Dua Belas

38.7K 5.3K 491
                                    

 duuh, Reno kesayangan akuu hadirot hahahahaha

Yuk, intipp keuwuan Reno yg selalu bikin baper wkwkkwk

Happy reading gengssss

"Udah?"

Lana mengangguk sambil menyeka wajahnya dengan tisu yang disodorkan Reno. Ia meraih botol minyak kayu putih di dalam tas, lalu menggosok hidungnya yang kian merasa sensitive akhir-akhir ini. "Gue mau duduk dulu," matanya menangkap deretan kursi yang tak jauh dari toilet. "Gue capek."

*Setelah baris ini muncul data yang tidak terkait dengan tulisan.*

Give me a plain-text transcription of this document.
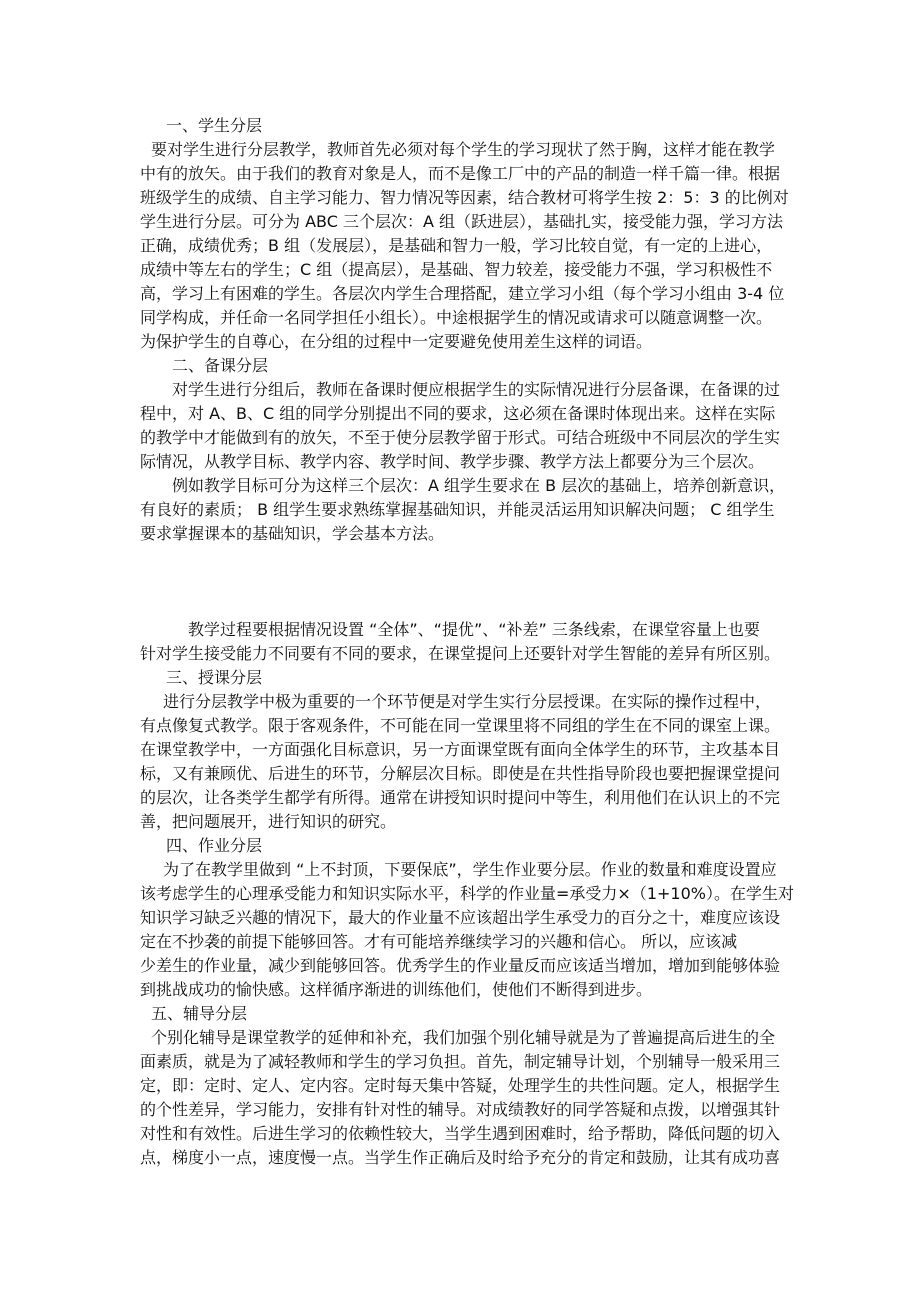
一、学生分层
要对学生进行分层教学，教师首先必须对每个学生的学习现状了然于胸，这样才能在教学
中有的放矢。由于我们的教育对象是人，而不是像工厂中的产品的制造一样千篇一律。根据
班级学生的成绩、自主学习能力、智力情况等因素，结合教材可将学生按 2：5：3 的比例对
学生进行分层。可分为 ABC 三个层次：A 组（跃进层），基础扎实，接受能力强，学习方法
正确，成绩优秀；B 组（发展层），是基础和智力一般，学习比较自觉，有一定的上进心，
成绩中等左右的学生；C 组（提高层），是基础、智力较差，接受能力不强，学习积极性不
高，学习上有困难的学生。各层次内学生合理搭配，建立学习小组（每个学习小组由 3-4 位
同学构成，并任命一名同学担任小组长）。中途根据学生的情况或请求可以随意调整一次。
为保护学生的自尊心，在分组的过程中一定要避免使用差生这样的词语。
二、备课分层
对学生进行分组后，教师在备课时便应根据学生的实际情况进行分层备课，在备课的过
程中，对 A、B、C 组的同学分别提出不同的要求，这必须在备课时体现出来。这样在实际
的教学中才能做到有的放矢，不至于使分层教学留于形式。可结合班级中不同层次的学生实
际情况，从教学目标、教学内容、教学时间、教学步骤、教学方法上都要分为三个层次。
例如教学目标可分为这样三个层次：A 组学生要求在 B 层次的基础上，培养创新意识，
有良好的素质； B 组学生要求熟练掌握基础知识，并能灵活运用知识解决问题； C 组学生
要求掌握课本的基础知识，学会基本方法。
教学过程要根据情况设置 “全体”、“提优”、“补差” 三条线索，在课堂容量上也要
针对学生接受能力不同要有不同的要求，在课堂提问上还要针对学生智能的差异有所区别。
三、授课分层
进行分层教学中极为重要的一个环节便是对学生实行分层授课。在实际的操作过程中，
有点像复式教学。限于客观条件，不可能在同一堂课里将不同组的学生在不同的课室上课。
在课堂教学中，一方面强化目标意识，另一方面课堂既有面向全体学生的环节，主攻基本目
标，又有兼顾优、后进生的环节，分解层次目标。即使是在共性指导阶段也要把握课堂提问
的层次，让各类学生都学有所得。通常在讲授知识时提问中等生，利用他们在认识上的不完
善，把问题展开，进行知识的研究。
四、作业分层
为了在教学里做到 “上不封顶，下要保底”，学生作业要分层。作业的数量和难度设置应
该考虑学生的心理承受能力和知识实际水平，科学的作业量=承受力×（1+10%）。在学生对
知识学习缺乏兴趣的情况下，最大的作业量不应该超出学生承受力的百分之十，难度应该设
定在不抄袭的前提下能够回答。才有可能培养继续学习的兴趣和信心。 所以，应该减
少差生的作业量，减少到能够回答。优秀学生的作业量反而应该适当增加，增加到能够体验
到挑战成功的愉快感。这样循序渐进的训练他们，使他们不断得到进步。
五、辅导分层
个别化辅导是课堂教学的延伸和补充，我们加强个别化辅导就是为了普遍提高后进生的全
面素质，就是为了减轻教师和学生的学习负担。首先，制定辅导计划，个别辅导一般采用三
定，即：定时、定人、定内容。定时每天集中答疑，处理学生的共性问题。定人，根据学生
的个性差异，学习能力，安排有针对性的辅导。对成绩教好的同学答疑和点拨，以增强其针
对性和有效性。后进生学习的依赖性较大，当学生遇到困难时，给予帮助，降低问题的切入
点，梯度小一点，速度慢一点。当学生作正确后及时给予充分的肯定和鼓励，让其有成功喜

Reno menuruti tanpa ragu. Ia berjalan di belakang Lana, sembari menggaruk tengkuknya yang tak gatal sama sekali. Sepanjang perjalanan menuju rumah sakit, sudah dua kali mereka berhenti di jalan hanya karena Lana ingin muntah. Dan kini, baru saja tiba, Lana sudah memburunya mencari toilet untuk kembali muntah.

"Lo udah berapa hari bolos kuliah?"

"Dua," jawab Lana singkat. Ia tengah menghirup aroma terapi dari minyak kayu putih yang kini ia dekatkan ke hidungnya. Menarik napasnya dalam-dalam, agar aroma menenangkan itu dapat meredakan gejolak mual.

Well, pada akhirnya, ia setuju pada ajakan Reno ke rumah sakit.

Pemuda itu bilang, bila memang tidak ingin menggugurkan, setidaknya mereka perlu tahu berapa usia pasti janin yang ada di dalam kandungan Lana. Supaya tidak terus menerka-nerka. Agar tak ada lagi praduga.

Tetapi Lana seolah tahu, Reno tak mungkin repot-repot melakukan hal ini tanpa tujuan. Selama dua hari mereka tak bertemu, Lana memilih membolos kuliah. Pusingnya luar biasa menyiksa. Sementara untuk lari dari masalah ini seorang diri, ia pun tak berdaya.

Bayangan murka kedua orangtua, terus membayangi dirinya. Tiap kali ibu dan ayahnya menghubungi, rasanya Lana ingin segera mengaku. Tetapi tak berani, dan tak punya nyali.

"Ren," Lana menatap Reno sejenak.

"Apa?"

Menelan ludah, Lana segera menggelengkan kepala.

Sejujurnya, ia merasa takut.

Sesungguhnya, ia tidak tidak percaya pada Reno.

Ia khawatir pada kandungannya.

Dalam angan terliarnya, ia berharap dapat pergi dan tinggal hanya berdua saja dengan anaknya. Namun, ia tidak memiliki uang lebih. Lagipula, harus ke mana ia melangkah? Ketika tubuhnya, justru tak berdaya tiap harinya.

"Masih mual?"

Pertanyaan Reno membuyarkan Lana dari pikiran-pikiran yang tak menentu. Ia tatap pemuda itu dalam diam. Merekam sosoknya melalui ingatan yang ingin ia kristalkan. Kemudian mempertanyaan pada semesta, tentang kebodohan yang telah ia lakukan.

Andai hari itu ia tidak berkeras mendaftarkan diri ke dalam acara tersebut, pasti hidupnya tidak akan kacau seperti ini.

Tidakkah cukup baginya hanya menjadi pengagum rahasia?

Mengapa ia nekat menunjukkan wajah?

Lihatlah, akibat yang kini ia derita.

Pandangan Lana lantas turun ke bawah. Menatap perutnya yang sudah sudah membesar. Entah berapa usia janinnya di dalam sana. Yang jelas, kehamilan yang awalnya belum bisa ia terima, kini sudah menunjukkan eksistensi yang tak mungkin ia ingkari.

Ia memang sedang mengandung.

"Lan, lo mau ngemut permen mau nggak sih?" Reno menyodorkan dua bungkus permen mint pada Lana. "Ehem, maksud gue buat ngurangi mualnya."